Evitant la psychologie à bon marché, Edmund White s’étend en revanche sur l’environnement social dans lequel Genet a passé ses jeunes années. On y découvre que sa mère nourricière, dans le Morvan, le choya passablement, mais que le statut des « culs de Paris » et autres « metteux de feux », enfants abandonnés mal vus a priori, relevait quasiment de la damnation. Les pages consacrées à la colonie agricole de Mettray, combinant le dressage des adolescents et leur exploitation lucrative en dépit du déclin de cette institution « phare », sont d’autant plus frappantes que Genet, dans Miracle de la rose, tend à magnifier cette « maison de supplices » fermée en 1939. « Paradoxalement, dans l’enfer j’ai été heureux », écrira-t-il ainsi.

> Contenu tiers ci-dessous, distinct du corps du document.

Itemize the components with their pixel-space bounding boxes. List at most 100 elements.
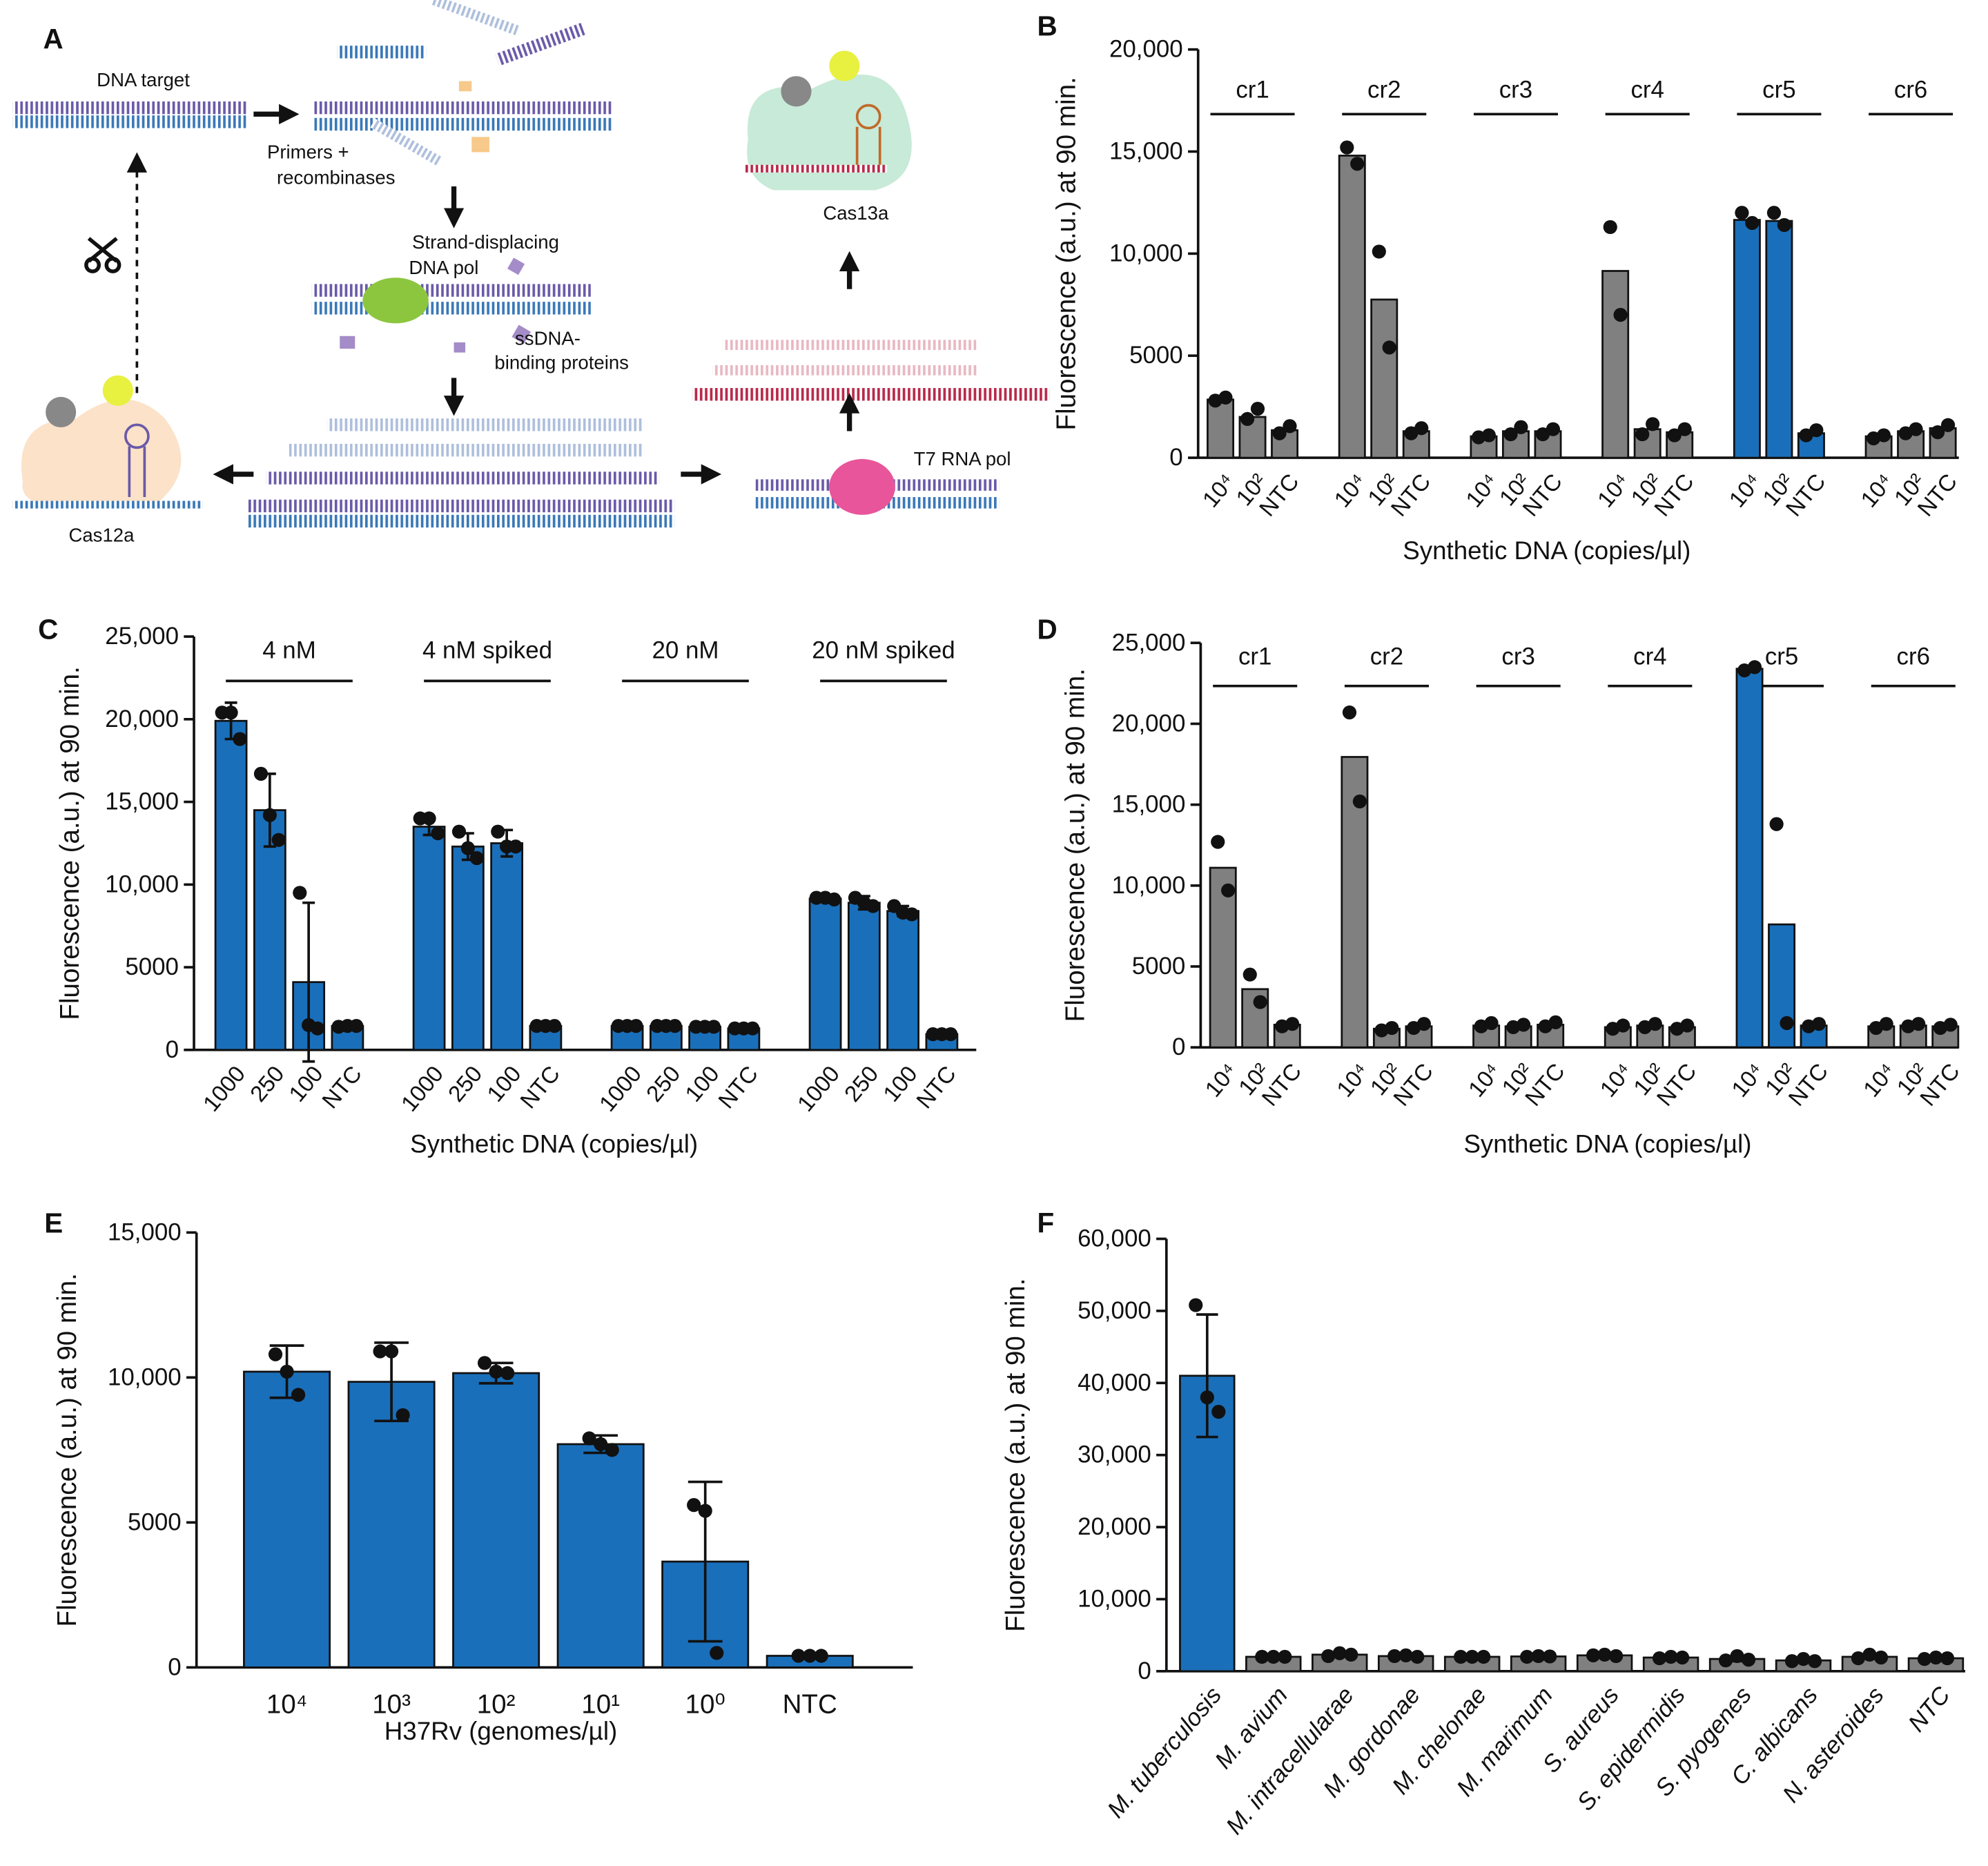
data-point <box>422 811 436 826</box>
dna-strand <box>12 115 249 128</box>
bar <box>808 897 842 1051</box>
hairpin <box>124 423 150 449</box>
group-label: 4 nM spiked <box>422 636 552 663</box>
bar <box>1733 219 1761 459</box>
data-point <box>1597 1647 1612 1662</box>
dna-strand <box>314 117 614 131</box>
bar <box>1768 923 1796 1049</box>
data-point <box>1242 967 1257 982</box>
data-point <box>349 1019 364 1033</box>
x-tick-label: 10² <box>477 1689 516 1719</box>
x-tick-label: 1000 <box>396 1061 449 1116</box>
data-point <box>460 841 475 855</box>
group-label: cr5 <box>1765 643 1798 670</box>
data-point <box>1646 417 1660 431</box>
arrows <box>213 104 860 485</box>
x-axis-label: Synthetic DNA (copies/µl) <box>410 1130 698 1158</box>
y-axis-label: Fluorescence (a.u.) at 90 min. <box>1060 668 1090 1022</box>
data-point <box>1385 1020 1399 1036</box>
group-label: cr6 <box>1894 76 1927 103</box>
label: DNA target <box>97 69 190 90</box>
data-point <box>1851 1651 1866 1666</box>
data-point <box>1616 1018 1630 1033</box>
data-point <box>262 808 277 822</box>
y-tick-label: 0 <box>1169 444 1182 471</box>
primer <box>431 0 519 35</box>
x-tick-label: 1000 <box>792 1061 845 1116</box>
y-tick-label: 5000 <box>128 1508 182 1535</box>
dna-strand <box>311 302 591 315</box>
data-point <box>1635 427 1650 442</box>
y-tick-label: 15,000 <box>1112 791 1186 818</box>
data-point <box>1613 307 1628 322</box>
x-tick-label: NTC <box>516 1061 565 1114</box>
y-tick-label: 30,000 <box>1078 1441 1151 1468</box>
data-point <box>1514 420 1528 434</box>
label: ssDNA- <box>515 328 581 349</box>
data-point <box>1516 1018 1531 1032</box>
y-tick-label: 20,000 <box>1112 710 1186 737</box>
data-point <box>706 1020 721 1034</box>
data-point <box>1211 1404 1226 1419</box>
data-point <box>268 1347 283 1361</box>
scissors <box>84 237 121 273</box>
data-point <box>1940 1651 1955 1666</box>
data-point <box>1350 157 1365 171</box>
label: binding proteins <box>494 352 629 373</box>
group-label: cr6 <box>1897 643 1930 670</box>
bar <box>847 902 881 1051</box>
data-point <box>1909 422 1923 436</box>
data-point <box>1796 1651 1811 1666</box>
data-point <box>1266 1649 1280 1664</box>
primer <box>495 23 585 66</box>
dna-strand <box>266 472 660 485</box>
ssb <box>340 336 355 349</box>
y-tick-label: 15,000 <box>105 788 179 815</box>
x-tick-label: M. tuberculosis <box>1102 1682 1227 1823</box>
x-tick-label: NTC <box>714 1061 763 1114</box>
rna-strand <box>722 340 977 350</box>
bar <box>214 719 248 1051</box>
data-point <box>253 766 269 781</box>
data-point <box>1285 1017 1300 1031</box>
panel-label: C <box>38 614 58 645</box>
data-point <box>1255 1649 1269 1664</box>
data-point <box>271 833 286 847</box>
recombinase <box>458 81 472 92</box>
hairpin <box>855 104 881 130</box>
data-point <box>1321 1649 1336 1664</box>
data-point <box>1344 1647 1358 1662</box>
group-label: 20 nM <box>652 636 719 663</box>
group-label: cr3 <box>1501 643 1534 670</box>
data-point <box>310 1021 325 1036</box>
cas13a <box>747 74 912 191</box>
y-tick-label: 60,000 <box>1078 1225 1151 1252</box>
y-tick-label: 15,000 <box>108 1218 182 1245</box>
bar <box>1735 668 1764 1049</box>
data-point <box>827 892 841 906</box>
data-point <box>508 839 523 854</box>
fluorophore <box>829 50 860 81</box>
data-point <box>1664 1649 1678 1664</box>
data-point <box>1240 411 1255 427</box>
dna-strand <box>12 101 249 115</box>
data-point <box>451 824 467 839</box>
data-point <box>594 1437 608 1452</box>
data-point <box>1603 220 1617 235</box>
data-point <box>1667 428 1682 443</box>
data-point <box>1484 1015 1499 1031</box>
group-label: cr5 <box>1762 76 1795 103</box>
data-point <box>1784 1654 1800 1669</box>
data-point <box>791 1649 806 1663</box>
data-point <box>491 824 505 839</box>
y-axis-label: Fluorescence (a.u.) at 90 min. <box>1001 1279 1031 1632</box>
data-point <box>667 1019 682 1033</box>
panel-label: B <box>1037 10 1057 41</box>
data-point <box>1809 423 1824 438</box>
data-point <box>1404 426 1419 440</box>
group-label: cr4 <box>1630 76 1664 103</box>
quencher <box>46 396 77 428</box>
data-point <box>687 1498 701 1513</box>
y-tick-label: 25,000 <box>105 623 179 650</box>
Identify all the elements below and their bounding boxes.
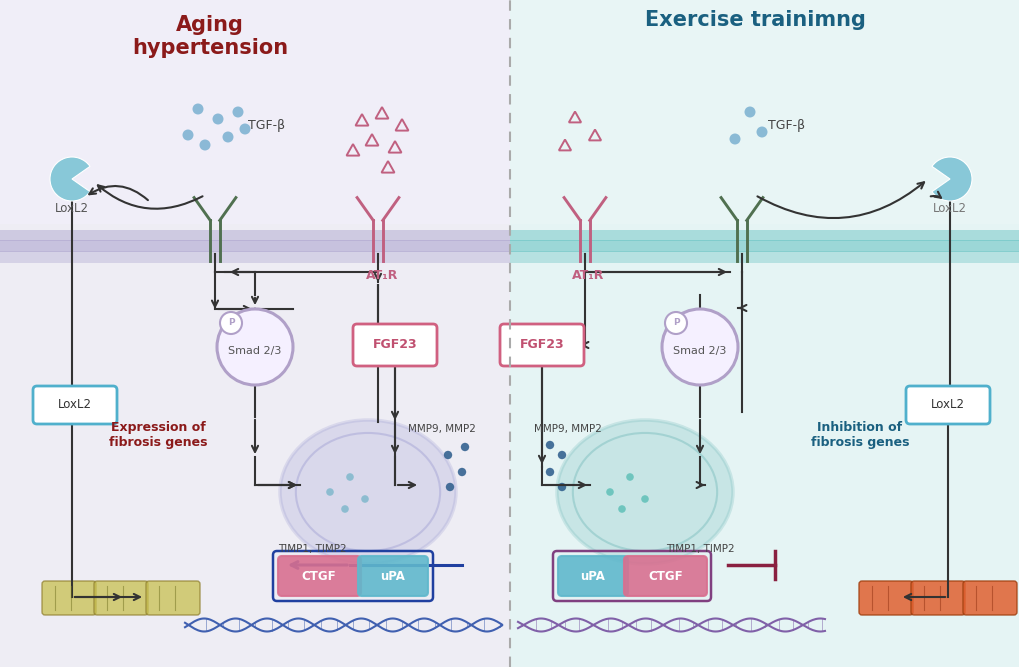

De nombreuses autres zones obscures de la vie de Genet s’éclairent, notamment liées à une période de six ans à l’armée où le caporal Genet fit probablement tirer sur des civils, aux voyages innombrables en Europe, à la dèche et aux expédients, et l’on en sait plus désormais sur l’immense travail personnel accompli par le semi-analphabète de 20 ans (ses lettres de l’époque sont poignantes de maladresse mais aussi de géniale fraîcheur) pour acquérir un grand savoir littéraire et philosophique et la maîtrise d’une langue sans pareille.

Un personnage à facettes

Genet6.jpgSelon les témoignages, Jean Genet pouvait se montrer aussi charmant qu’odieux. Dans ses Lettres à Ibis, une jeune amie idéaliste à qui il se confie entre 1933 et 1934, il donne l’image d’un garçon très sensible et assoiffé de tendresse qui a les « larmes aux yeux de n’être pas Valéry » et s’excuse pour ses « anomalies sentimentales ».

Délinquant plutôt minable (même s’il fut menacé de la relégation à vie, ce ne fut que pour des vols de bricoles et de livres…), il ne s’affranchi jamais pour autant de son état de voyou. Ainsi déroba-t-il un dessin de Matisse à Giacometti, dont il disait pourtant que c’était le seul homme qu’il avait jamais admiré – et le sculpteur laisse d’ailleurs de lui un portrait mythique. Mais le brigand était capable, autant que de vilenies, des attentions les plus délicates, et la plupart de ses amis, qu’il trompa ou « jeta » les uns après les autres, lui vouent une tendresse aussi paradoxale que tout son personnage. C’est que, finalement, l’intransigeance furieuse, la folle susceptibilité, les coups de gueule légendaires de cet homme blessé, à la fois conscient de son génie et doutant de tout, trahissaient la fragilité fondamentale d’un enfant blessé à vie et resté vulnérable, sensible enfin à la détresse des plus mal lotis que lui.

Cohabitant avec l’homme de théâtre extraordinairement doué et avec le moraliste contestataire de haut vol, proche à ce double égard de l’artiste-polémiste Pasolini, il y avait enfin en Jean Genet une espèce d’exilé « à perpète ». De là sa défense des humiliés et des offensés, et plus précisément des Palestiniens qui, disait-il, cesseraient de l’intéresser au jour où ils disposeraient d’une terre à eux. Cela étant, même devenu mondialement connu et souvent « récupéré » à son corps défendant, Jean Genet a fui jusqu’au bout toute forme d’acclimatation et continua de mener sa vie de vagabond errant d’un hôtel sans étoiles à l’autre, distribuant ses biens à ses amants et amis, pauvre parmi les pauvres et reposant désormais sous la plus humble pierre blanche du bout du monde, face au ciel et à la mer.